Читаем Вечный зов. Том II полностью

— Бойцы и командиры! Приближается минута, о которой, так или иначе, каждый из вас думал. Не так давно и я стоял на месте каждого из вас… Участвовал я во многих смертельных боях и перед каждым боем о чем-то тоже думал. О чем? О смерти и гибели? Нет. Чего ж думать об этом? Смерть и гибель на войне кругом. И думай не думай тут, а судьба если выпала такая, она тебя найдет. Нет, я думал вот о чем: плохой ли я, хороший ли — ладно, но почему эту землю, где я родился и рос, топчет проклятый фашист, по какому праву он терзает ее, жжет огнем и взрывает железом, почему он вонючим своим поносом испражняется на нее?

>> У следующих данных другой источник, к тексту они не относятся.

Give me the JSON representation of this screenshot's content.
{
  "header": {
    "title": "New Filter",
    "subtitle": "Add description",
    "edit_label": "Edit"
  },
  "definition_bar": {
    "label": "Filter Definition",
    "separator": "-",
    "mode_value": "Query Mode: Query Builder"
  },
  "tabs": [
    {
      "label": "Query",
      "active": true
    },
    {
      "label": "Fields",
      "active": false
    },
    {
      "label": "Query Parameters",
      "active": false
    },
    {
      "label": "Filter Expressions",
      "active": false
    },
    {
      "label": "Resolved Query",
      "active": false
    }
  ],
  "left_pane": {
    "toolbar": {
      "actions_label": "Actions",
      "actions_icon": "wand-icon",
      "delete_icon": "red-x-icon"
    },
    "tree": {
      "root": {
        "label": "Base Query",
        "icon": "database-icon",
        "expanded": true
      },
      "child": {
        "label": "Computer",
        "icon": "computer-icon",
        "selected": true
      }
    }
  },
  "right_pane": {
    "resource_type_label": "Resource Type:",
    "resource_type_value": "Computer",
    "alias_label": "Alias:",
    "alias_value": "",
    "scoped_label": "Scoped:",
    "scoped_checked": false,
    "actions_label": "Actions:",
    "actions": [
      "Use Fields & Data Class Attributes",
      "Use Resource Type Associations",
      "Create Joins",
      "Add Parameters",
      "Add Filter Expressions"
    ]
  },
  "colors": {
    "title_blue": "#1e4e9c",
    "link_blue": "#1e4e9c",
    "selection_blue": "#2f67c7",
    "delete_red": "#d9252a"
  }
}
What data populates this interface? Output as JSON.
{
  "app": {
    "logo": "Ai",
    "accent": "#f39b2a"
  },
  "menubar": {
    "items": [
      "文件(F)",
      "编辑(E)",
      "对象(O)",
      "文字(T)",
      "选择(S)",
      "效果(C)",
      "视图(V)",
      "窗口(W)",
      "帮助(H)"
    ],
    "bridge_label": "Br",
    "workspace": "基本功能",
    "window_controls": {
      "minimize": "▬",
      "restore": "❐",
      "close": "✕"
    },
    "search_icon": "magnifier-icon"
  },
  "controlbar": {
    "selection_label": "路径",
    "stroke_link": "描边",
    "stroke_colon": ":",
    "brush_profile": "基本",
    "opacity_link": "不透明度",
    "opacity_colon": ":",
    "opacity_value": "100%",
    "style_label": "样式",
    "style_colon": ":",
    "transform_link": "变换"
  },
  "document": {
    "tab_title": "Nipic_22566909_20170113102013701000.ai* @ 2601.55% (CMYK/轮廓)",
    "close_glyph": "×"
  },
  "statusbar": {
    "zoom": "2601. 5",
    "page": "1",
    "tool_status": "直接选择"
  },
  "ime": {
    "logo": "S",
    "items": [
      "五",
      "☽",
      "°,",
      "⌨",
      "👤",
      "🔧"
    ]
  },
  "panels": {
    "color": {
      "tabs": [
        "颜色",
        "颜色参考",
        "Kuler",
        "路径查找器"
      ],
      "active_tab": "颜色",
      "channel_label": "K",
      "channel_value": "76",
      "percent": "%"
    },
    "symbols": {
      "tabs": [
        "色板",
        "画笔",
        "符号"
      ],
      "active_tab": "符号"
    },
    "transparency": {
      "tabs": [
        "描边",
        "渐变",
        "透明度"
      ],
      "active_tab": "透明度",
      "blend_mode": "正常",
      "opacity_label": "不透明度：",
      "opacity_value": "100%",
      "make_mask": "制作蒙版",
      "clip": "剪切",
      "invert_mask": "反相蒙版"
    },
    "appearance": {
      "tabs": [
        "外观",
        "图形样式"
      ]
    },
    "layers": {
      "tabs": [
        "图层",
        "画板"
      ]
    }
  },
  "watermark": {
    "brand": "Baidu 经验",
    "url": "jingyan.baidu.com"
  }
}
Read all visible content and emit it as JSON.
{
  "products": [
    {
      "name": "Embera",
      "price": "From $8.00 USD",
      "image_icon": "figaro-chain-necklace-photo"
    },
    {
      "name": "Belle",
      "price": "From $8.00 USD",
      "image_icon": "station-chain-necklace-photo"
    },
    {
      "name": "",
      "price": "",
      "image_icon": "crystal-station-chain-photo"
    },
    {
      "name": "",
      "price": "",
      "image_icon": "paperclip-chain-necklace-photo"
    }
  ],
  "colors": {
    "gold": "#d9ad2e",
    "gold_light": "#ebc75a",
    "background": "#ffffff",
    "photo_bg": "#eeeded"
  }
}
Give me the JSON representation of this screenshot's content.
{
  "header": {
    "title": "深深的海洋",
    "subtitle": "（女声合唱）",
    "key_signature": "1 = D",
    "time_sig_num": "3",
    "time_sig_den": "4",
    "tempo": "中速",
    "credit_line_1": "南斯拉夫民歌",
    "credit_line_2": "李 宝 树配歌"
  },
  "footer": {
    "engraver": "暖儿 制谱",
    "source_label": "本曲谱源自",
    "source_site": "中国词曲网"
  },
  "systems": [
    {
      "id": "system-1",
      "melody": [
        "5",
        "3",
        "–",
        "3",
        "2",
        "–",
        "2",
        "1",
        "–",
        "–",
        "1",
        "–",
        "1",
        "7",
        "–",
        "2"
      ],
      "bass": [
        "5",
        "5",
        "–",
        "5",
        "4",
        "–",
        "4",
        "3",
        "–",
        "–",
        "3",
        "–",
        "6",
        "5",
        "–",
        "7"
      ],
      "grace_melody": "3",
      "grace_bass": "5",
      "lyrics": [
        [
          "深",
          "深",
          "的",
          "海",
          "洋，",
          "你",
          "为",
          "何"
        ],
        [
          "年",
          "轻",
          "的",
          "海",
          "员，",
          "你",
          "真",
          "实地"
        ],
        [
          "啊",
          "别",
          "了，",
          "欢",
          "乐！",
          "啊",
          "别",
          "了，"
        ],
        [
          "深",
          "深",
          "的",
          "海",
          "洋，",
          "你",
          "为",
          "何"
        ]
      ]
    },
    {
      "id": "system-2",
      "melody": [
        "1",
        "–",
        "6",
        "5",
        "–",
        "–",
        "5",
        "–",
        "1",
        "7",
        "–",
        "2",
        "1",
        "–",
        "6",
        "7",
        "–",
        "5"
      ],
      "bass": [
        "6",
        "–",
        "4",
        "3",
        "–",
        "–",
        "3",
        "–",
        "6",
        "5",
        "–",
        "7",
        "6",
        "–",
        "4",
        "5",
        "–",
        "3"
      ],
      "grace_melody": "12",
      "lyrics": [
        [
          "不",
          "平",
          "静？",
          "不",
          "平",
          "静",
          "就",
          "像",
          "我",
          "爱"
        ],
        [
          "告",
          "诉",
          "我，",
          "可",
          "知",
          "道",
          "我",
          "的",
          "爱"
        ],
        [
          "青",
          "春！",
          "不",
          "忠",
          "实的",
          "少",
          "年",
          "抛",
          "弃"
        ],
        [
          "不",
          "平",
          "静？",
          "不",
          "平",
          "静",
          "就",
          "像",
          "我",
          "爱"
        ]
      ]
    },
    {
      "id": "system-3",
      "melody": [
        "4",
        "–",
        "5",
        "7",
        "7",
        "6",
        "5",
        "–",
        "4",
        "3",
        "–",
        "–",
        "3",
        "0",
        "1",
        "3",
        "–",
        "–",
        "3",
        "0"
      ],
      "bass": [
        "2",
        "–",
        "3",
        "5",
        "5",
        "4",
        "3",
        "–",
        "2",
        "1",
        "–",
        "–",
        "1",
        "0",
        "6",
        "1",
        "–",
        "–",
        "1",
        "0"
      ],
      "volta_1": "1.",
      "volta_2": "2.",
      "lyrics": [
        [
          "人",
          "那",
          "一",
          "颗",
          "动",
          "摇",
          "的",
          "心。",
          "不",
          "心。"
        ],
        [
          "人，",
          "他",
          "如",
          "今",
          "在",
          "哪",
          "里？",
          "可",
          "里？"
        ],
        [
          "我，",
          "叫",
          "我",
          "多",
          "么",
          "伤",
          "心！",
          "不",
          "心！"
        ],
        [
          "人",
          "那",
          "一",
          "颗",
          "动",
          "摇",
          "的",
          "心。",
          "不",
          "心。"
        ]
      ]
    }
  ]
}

Все это, в том числе и последние слова, Кошкин произнес обдуманно. Давным-давно он понял, что патетика и громкие речи этими людьми не воспринимаются, с ними говорить нужно грубо, обнаженно и цинично. Тогда народ этот считает, что с ним говорят откровенно, по-человечески.

По рядам прошел ропот, шеренги в темноте закачались, строй, казалось, сейчас рассыплется. Но Кошкин этого не боялся, он был доволен, что его слова вызвали в роте протестующий ропот, — значит, дошло, царапнуло многих за что-то живое, что еще тлело в мрачных глубинах давно опустошенных и сгнивших душ.

— Сми-ир-рно! — рявкнул Кошкин во все легкие. И эта команда произвела необходимое действие, рота замерла.

Кошкин помедлил ровно столько, сколько было нужно, чтобы каждый штрафник почувствовал и осознал, что команда выполнена не им одним, а всей ротой. И насмешливо произнес:

— Обиделись… Один мой знакомый говорил: обиделась кобыла, что ей шлею под хвост вдели, да у кучера кнут был…

На этот раз шеренги не дрогнули, стояли неподвижно, только слышалось во мраке тяжкое дыхание. Теперь, когда у штрафников было разбужено что-то живое, можно было говорить с ними несколько по-иному.

— Вы провинились тяжко перед родителями, которые вас на свет произвели, перед землей, на которой живете, перед всеми людьми… А все это вместе называется Родиной, хотя это слово для вас, к сожалению, пустой звук. Вы надругались над Родиной, оскорбили ее. И ей ничего не оставалось, как взять в руки кнут, крепкий, беспощадный, чтобы проучить заблудших своих граждан.

Заложив пальцы за ремень, Кошкин сделал вдоль строя несколько шагов, повернулся, зашагал в другую сторону.

— Но Родина не только сурова, а и добра. Не думайте, что в тяжкий для нее час она призвала вас на ее защиту. Защитников у нее хватит. Они дерутся с врагом не из-под палки, а по долгу сыновей и дочерей Отчизны. Вам же Родина просто по доброте своей предоставила последний шанс возродиться из грязи, очиститься огнем и кровью от слизи и гноя, который проел насквозь ваши души, заслужить ее прощение…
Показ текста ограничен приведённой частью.